WASHINGTON, D.C. — Wells Fargo Dealer Services has agreed to pay more than $4.1 million to settle charges that it violated the Servicemembers Civil Relief Act (SCRA) when it repossessed 413 vehicles owned by protected servicemembers without obtaining a court order, the U.S. Department of Justice (DOJ) announced on Friday.
The settlement will cover repossessions that occurred between Jan. 1, 2008 and July 1, 2015. As part of the agreement, Wells Fargo will pay $10,000 to each of the affected servicemembers, along with any lost equity in the vehicle with interest. The finance source also agreed to change it reposession policies to ensure that a court order is obtained before reposessing a vehicle owned by an active duty servicemember.
Additionally, the settlement imposes a 6% cap on interest rates for any active duty servicemembers and requires that Wells Fargo repair the credit of all affected servicemembers.
“We all have an obligation to ensure that the women and men who serve our country in the Armed Forces are afforded all of the rights they are due,” said U.S. Attorney Eileen M. Decker of the Central District of California. “Wells Fargo failed in that obligation.
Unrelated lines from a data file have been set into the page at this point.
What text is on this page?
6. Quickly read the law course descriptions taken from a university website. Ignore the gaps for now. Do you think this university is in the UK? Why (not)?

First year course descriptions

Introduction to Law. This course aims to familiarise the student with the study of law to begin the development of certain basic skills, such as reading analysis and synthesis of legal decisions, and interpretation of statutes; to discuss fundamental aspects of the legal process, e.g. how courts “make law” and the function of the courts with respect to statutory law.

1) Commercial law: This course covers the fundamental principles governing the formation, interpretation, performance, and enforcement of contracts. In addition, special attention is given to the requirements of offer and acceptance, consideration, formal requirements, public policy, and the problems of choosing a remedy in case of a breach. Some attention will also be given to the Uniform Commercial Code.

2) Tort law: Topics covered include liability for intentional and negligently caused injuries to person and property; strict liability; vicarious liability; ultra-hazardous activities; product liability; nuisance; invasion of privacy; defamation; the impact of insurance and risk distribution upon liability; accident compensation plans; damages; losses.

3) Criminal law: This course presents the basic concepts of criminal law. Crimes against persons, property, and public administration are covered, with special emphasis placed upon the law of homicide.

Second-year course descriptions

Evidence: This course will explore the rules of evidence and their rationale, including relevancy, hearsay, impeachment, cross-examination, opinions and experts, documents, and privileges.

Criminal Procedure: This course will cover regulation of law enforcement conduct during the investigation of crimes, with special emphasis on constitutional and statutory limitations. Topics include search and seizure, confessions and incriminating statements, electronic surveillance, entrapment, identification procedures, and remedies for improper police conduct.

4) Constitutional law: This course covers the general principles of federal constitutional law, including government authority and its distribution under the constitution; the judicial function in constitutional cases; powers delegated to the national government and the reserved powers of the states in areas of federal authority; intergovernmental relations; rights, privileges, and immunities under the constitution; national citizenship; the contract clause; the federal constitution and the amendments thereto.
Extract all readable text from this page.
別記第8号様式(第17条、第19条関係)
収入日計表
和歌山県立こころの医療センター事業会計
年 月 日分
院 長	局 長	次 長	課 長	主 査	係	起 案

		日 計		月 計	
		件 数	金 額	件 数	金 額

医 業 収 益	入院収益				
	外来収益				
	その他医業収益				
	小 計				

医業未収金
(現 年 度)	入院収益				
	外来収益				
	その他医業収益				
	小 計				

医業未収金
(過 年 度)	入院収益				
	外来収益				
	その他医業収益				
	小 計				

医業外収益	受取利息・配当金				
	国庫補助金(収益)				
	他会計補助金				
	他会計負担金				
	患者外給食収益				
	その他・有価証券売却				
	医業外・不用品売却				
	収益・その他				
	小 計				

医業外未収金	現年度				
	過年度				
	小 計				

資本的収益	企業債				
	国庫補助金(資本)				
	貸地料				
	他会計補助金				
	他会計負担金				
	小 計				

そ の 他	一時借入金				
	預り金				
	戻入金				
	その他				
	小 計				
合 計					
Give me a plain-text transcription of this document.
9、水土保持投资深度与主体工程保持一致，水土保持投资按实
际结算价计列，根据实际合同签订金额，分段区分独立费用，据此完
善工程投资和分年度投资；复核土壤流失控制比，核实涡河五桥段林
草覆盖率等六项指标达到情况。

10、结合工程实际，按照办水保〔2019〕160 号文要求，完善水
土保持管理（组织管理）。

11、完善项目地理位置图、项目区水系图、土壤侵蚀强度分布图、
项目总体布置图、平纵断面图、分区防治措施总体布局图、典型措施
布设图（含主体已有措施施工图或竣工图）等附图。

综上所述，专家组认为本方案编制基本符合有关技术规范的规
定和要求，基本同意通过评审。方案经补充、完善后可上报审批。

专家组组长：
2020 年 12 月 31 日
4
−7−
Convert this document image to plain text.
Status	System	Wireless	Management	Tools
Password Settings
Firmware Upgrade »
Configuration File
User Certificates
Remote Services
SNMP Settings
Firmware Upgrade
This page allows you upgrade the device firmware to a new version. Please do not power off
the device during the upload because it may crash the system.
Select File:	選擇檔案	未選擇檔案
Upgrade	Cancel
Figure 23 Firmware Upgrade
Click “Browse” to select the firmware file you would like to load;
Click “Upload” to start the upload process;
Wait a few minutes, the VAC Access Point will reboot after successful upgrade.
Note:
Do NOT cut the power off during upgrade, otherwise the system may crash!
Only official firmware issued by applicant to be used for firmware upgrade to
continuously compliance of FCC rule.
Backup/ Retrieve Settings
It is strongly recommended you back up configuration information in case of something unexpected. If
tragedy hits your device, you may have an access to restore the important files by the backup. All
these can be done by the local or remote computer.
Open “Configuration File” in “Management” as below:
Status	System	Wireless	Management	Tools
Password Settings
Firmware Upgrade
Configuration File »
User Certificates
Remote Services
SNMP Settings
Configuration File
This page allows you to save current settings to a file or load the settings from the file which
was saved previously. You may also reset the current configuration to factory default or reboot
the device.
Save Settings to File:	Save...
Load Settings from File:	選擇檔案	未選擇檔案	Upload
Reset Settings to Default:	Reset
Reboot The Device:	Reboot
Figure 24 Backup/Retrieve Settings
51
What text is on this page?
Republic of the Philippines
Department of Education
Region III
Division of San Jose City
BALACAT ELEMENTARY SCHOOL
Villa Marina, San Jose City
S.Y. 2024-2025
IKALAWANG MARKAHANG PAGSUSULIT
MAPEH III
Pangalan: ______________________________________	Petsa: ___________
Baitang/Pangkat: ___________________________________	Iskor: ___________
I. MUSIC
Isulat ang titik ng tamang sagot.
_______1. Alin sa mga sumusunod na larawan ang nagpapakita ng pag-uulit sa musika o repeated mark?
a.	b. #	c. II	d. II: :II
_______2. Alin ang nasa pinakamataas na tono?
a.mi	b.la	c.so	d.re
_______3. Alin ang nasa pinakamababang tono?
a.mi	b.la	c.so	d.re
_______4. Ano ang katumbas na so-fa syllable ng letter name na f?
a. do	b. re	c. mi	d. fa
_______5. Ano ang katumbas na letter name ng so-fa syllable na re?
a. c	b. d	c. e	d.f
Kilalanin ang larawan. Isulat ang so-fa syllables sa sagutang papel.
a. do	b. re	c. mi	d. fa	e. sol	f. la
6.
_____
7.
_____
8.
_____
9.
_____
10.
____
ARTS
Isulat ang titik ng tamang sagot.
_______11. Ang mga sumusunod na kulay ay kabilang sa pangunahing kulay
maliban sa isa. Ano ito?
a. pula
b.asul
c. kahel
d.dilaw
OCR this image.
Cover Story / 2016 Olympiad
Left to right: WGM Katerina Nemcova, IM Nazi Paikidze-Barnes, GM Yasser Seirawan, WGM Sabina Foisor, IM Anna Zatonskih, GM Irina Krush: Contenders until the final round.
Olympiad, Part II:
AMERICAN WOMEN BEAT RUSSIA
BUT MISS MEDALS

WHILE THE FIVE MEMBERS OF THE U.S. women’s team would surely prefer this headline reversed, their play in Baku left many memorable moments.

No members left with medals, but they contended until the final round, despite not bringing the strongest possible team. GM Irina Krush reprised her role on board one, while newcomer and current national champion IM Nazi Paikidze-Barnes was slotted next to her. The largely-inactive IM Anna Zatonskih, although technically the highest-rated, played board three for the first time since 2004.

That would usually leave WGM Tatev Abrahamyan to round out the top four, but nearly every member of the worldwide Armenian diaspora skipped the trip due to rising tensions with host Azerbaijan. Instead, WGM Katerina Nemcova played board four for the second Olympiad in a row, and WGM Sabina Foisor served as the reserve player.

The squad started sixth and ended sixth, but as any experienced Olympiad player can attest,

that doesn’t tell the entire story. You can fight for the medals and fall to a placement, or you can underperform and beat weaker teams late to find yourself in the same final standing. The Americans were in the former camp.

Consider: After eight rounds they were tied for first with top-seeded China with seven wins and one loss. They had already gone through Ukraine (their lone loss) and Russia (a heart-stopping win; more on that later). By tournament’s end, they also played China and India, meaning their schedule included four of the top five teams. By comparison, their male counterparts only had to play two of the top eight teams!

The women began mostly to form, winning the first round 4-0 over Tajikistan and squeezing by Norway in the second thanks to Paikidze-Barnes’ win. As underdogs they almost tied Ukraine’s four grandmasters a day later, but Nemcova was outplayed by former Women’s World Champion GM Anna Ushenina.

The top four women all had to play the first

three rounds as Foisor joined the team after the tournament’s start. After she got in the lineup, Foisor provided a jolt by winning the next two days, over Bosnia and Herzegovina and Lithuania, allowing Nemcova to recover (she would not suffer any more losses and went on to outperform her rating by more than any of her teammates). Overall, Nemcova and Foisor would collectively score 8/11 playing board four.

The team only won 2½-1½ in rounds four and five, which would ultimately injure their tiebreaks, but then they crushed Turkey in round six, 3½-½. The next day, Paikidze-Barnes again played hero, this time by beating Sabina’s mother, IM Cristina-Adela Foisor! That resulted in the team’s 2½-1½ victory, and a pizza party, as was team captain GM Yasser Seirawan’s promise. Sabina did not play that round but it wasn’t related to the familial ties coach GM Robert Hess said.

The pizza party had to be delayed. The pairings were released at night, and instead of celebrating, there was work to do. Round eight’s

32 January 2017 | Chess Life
The settlement announced today, however, vindicates the rights of our servicemembers and will help ensure better lending practices in the future by one of the nation's largest motor vehicle lenders.”
The SCRA requires a court to review and approve any repossession if the servicemember took out the loan and made a payment before entering military service. According to the Justice Department, the court may delay the repossession or require the lender to refund prior payments before repossessing.
“The court may also appoint an attorney to represent the servicemember, require the lender to post a bond with the court and issue any other orders it deems necessary to protect the servicemember," read a statement from the Justice Department. "By failing to obtain court orders before repossessing motor vehicles owned by protected servicemembers, Wells Fargo prevented servicemembers from obtaining a court’s review of whether their repossessions should be delayed or adjusted to account for their military service."
The justice department began investigating Wells Fargo Dealer Services in March 2015, after it received a complaint from the U.S. Army’s Legal Assistance Program. The complaint alleged that Wells Fargo had repossessed National Guardsman Dennis Singleton’s used car while he was preparing to deploy to Afghanistan to fight in Operation Enduring Freedom.
The Justice Department found that after Wells Fargo Repossessed the car, it sold it at a public auction and then attempted to collect a deficiency balance of more than $10,000 from the national guardsman and his family. After the vehicle was repossessed, Singleton met with a National Guard attorney while he was seeking help with debt consolidation. That's when he was informed of his rights under the SCRA.
That attorney later requested information from Wells Fargo about the original loan and repossession, and asked for copies of correspondence and payment history. According to the Department of Justice, Wells Fargo never provided the requested documents and information. A subsequent investigation by the Justice Department corroborated Singleton’s complaint, as well as a more-than-seven-year history of similar repossessions.
This is the second settlement this year the Justice Department has reached with a finance source to resolve similar charges. Just last month, the department reached settlement with HSBC Finance Corp., which agreed to $434,500 to resolve the Justice Department's charges that it violated the SCRA when it repossessed 75 cars owned by protected servicemembers without obtaining necessary court orders.
This Justice Department's announcement comes a few weeks after the Consumer Financial Protection Bureau (CFPB) ordered Wells Fargo to pay $100 million for secretly opening two million unauthorized, fee-generating deposit and credit accounts. Additionally, Wells Fargo was required to pay an additional $35 million to the Office of the Comptroller of the Currency and $50 million to the city and county of Los Angeles, and $5 million to customers for a total payout of $190 million.
“Wells Fargo employees secretly opened unauthorized accounts to hit sales targets and receive bonuses,” CFPB Director Richard Cordray said in a statement following the announced fine. “Because of the severity of these violations, Wells Fargo is paying the largest penalty the CFPB has ever imposed. Today’s action should serve notice to the entire industry that financial incentive programs, if not monitored carefully, carry serious risks that can have serious legal consequences.”
According to the Justice Department, Wells Fargo began sending payments to many of the affected servicemembers last month. In the upcoming months, Wells Fargo will locate additional servicemembers whose vehicles were repossessed and distribute payments through this settlement.
The settlement is still subject to court approval.